Movie Review: “Welcome to the Punch”

James McAvoy, Mark Strong, David Morrissey, Peter Mullan, Andrea Riseborough, Daniel Mays
Eran Creevy

The British film industry is overflowing with a wealth of talent, which is what makes its poor output of quality movies so maddening. While there’s never been a short supply of stuffy period dramas and gritty gangster flicks, very few other genres have managed to find much success overseas. Evan Creevy’s sophomore effort, “Welcome to the Punch,” attempts to bridge that gap by delivering a Hollywood-style crime thriller on an indie budget, but although he’s landed an impressive cast of A-list British talent, it’s mostly squandered on a bland and overly predictable script. “Welcome to the Punch” displays a lot more potential than the recently released “The Sweeney,” but it still falls short due a lack of suspense and personality.

Ambitious young detective Max Lewinsky (James McAvoy) is hot on the trail of master thief Jacob Sternwood (Mark Strong), but after tracking him down to the scene of his latest heist in progress, Sternwood manages to escape and Max gets a bullet in the kneecap for his troubles. Three years later, Jacob is still coping with the events of that night (the scar and accompanying knee pain a constant reminder of his failure), but when Sternwood’s son is fatally wounded during a gun deal gone wrong, Sternwood emerges from his Icelandic hideaway to smoke out the men responsible. Convinced that Sternwood’s vendetta will lead him back to London, Max is given another chance to capture the elusive criminal, only to uncover a deeper conspiracy within his own police department connecting the two crimes.

“Welcome to the Punch” is slightly reminiscent of Michael Mann’s cat-and-mouse thriller “Heat,” but Creevy’s movie pales in comparison. While it boasts a similar visual style to a lot of Mann’s films – saturated in a slick and steely blue hue – the tension is almost non-existent, and although there’s an interesting dynamic at play between McAvoy’s cop and Strong’s robber, it’s never fully explored, nor does it have the same allure of seeing Hollywood heavyweights like Robert De Niro and Al Pacino face off against each other.

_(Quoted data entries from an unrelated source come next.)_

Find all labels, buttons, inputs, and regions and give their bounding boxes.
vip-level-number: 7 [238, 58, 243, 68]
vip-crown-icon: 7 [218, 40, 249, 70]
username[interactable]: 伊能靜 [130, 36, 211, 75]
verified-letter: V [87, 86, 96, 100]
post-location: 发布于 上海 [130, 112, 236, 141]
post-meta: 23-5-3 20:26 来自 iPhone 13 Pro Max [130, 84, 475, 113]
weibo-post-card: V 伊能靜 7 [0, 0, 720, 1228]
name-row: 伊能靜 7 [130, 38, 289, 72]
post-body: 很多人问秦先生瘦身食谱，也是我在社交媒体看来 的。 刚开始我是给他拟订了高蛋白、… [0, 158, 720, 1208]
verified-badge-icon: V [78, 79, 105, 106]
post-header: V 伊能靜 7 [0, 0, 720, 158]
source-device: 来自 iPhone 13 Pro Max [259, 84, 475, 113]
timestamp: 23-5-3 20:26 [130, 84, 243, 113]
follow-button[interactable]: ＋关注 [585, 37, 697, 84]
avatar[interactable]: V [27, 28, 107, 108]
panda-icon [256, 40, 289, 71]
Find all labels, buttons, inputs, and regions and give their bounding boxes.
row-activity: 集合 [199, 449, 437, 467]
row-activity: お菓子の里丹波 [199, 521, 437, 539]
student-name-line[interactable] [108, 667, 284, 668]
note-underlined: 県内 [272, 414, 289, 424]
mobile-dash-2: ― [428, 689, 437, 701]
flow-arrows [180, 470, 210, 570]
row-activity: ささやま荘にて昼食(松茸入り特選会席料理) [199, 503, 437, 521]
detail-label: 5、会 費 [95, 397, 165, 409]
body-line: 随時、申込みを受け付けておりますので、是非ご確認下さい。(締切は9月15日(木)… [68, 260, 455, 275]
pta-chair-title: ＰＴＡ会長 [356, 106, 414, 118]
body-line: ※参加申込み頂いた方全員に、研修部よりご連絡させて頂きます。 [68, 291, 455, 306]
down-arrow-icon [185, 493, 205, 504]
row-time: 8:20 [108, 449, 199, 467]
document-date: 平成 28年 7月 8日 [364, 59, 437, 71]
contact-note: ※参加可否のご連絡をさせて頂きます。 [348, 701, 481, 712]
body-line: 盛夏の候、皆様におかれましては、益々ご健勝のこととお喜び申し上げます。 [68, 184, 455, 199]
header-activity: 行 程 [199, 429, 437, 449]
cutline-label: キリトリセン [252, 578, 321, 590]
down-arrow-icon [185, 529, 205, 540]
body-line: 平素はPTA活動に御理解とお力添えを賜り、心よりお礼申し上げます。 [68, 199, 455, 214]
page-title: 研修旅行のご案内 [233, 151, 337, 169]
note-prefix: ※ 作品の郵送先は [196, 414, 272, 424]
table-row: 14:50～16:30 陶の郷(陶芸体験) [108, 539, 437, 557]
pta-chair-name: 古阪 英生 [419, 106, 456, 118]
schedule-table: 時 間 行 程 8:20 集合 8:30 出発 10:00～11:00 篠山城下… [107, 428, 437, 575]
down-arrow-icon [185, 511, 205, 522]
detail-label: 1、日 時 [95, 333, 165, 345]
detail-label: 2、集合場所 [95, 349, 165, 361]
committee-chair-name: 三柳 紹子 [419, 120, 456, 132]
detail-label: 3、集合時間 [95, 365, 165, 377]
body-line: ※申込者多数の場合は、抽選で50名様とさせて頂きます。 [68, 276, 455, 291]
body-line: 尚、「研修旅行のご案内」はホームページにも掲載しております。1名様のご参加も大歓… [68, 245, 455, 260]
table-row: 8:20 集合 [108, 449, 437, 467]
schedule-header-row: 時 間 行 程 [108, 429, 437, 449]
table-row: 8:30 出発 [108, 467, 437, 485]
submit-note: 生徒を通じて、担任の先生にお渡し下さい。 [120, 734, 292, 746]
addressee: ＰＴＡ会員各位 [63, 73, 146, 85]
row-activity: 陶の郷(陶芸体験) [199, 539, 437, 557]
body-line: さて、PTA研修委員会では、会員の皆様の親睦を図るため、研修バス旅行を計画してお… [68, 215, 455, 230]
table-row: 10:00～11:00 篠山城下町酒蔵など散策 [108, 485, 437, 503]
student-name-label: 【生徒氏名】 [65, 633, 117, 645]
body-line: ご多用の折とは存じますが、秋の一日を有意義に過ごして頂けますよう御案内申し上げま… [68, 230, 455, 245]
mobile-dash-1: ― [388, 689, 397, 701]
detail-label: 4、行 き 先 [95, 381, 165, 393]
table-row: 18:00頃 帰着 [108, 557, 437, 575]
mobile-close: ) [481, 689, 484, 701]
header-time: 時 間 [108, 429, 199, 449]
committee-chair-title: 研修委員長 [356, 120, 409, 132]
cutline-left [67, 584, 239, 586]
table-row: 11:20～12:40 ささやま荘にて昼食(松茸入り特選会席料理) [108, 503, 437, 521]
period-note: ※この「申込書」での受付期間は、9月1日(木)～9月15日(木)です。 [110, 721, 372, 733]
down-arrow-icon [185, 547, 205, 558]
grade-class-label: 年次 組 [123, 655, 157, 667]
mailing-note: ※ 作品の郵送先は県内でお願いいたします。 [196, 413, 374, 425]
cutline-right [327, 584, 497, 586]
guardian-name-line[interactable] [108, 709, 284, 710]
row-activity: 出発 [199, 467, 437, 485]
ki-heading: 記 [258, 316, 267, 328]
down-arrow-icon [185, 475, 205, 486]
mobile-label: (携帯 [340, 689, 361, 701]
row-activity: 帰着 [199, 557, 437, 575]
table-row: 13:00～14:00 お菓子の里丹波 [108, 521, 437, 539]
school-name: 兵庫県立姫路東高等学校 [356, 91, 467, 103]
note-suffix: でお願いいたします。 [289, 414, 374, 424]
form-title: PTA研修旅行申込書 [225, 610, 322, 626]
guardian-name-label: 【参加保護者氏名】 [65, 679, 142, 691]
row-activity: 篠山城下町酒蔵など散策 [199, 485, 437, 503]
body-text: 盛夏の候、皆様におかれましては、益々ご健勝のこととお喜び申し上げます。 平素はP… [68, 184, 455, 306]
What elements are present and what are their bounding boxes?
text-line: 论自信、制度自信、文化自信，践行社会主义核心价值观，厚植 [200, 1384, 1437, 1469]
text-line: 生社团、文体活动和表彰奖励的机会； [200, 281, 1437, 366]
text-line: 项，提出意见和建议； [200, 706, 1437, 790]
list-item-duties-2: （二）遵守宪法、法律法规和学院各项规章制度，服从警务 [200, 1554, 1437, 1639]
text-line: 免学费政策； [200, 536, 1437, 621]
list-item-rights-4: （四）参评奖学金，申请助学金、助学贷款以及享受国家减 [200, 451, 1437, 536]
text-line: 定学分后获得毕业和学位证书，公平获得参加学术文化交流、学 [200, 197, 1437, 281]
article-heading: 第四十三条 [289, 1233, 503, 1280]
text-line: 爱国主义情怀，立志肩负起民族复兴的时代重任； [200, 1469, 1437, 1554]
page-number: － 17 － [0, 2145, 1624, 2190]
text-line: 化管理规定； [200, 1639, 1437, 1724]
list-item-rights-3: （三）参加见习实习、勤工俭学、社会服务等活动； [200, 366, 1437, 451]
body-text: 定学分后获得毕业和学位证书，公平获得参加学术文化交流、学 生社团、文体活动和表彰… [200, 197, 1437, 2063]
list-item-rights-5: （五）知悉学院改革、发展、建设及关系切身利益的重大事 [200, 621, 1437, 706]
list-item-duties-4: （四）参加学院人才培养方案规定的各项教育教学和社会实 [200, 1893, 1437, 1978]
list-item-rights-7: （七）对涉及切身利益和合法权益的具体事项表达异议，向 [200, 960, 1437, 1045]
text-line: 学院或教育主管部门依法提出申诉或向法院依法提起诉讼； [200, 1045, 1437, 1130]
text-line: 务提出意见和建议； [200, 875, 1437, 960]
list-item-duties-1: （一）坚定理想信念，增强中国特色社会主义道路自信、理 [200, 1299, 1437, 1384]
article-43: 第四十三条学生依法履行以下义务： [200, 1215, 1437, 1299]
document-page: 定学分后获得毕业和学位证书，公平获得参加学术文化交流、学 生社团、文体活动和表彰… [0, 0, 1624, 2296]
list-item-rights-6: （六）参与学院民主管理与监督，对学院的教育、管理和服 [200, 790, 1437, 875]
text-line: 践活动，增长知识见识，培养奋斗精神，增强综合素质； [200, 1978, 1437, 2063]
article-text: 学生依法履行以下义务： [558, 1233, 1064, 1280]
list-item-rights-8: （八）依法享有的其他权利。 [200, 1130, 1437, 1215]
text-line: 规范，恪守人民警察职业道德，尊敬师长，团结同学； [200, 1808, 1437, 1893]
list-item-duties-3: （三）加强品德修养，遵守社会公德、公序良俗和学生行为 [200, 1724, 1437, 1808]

All of the characters are fairly one-dimensional, and despite a supporting cast that includes Peter Mullan, David Morrissey and Ruth Sheen, they’re absolutely wasted in throwaway roles. British crime movie fixture Jason Flemyng’s blink-and-you’ll-miss-him appearance is perhaps the most egregious of the bunch.

This is a film in dire need of a better script, because not only does it lack punch (especially for a movie with the word in its title), but it’s too complicated for its own good. Creevy may have been aiming to create an intricate, politically-fueled conspiracy that would keep the audience guessing, but instead, he’s ended up with a tangled mess of half-baked ideas and telegraphed plot twists that doesn’t do a particularly good job of explaining anything. A generic crime thriller in just about every way, “Welcome to the Punch” looks great and features a couple of nifty gunfights, but it’s ultimately a case of style over substance, and one that its top-notch British ensemble is unable to rescue.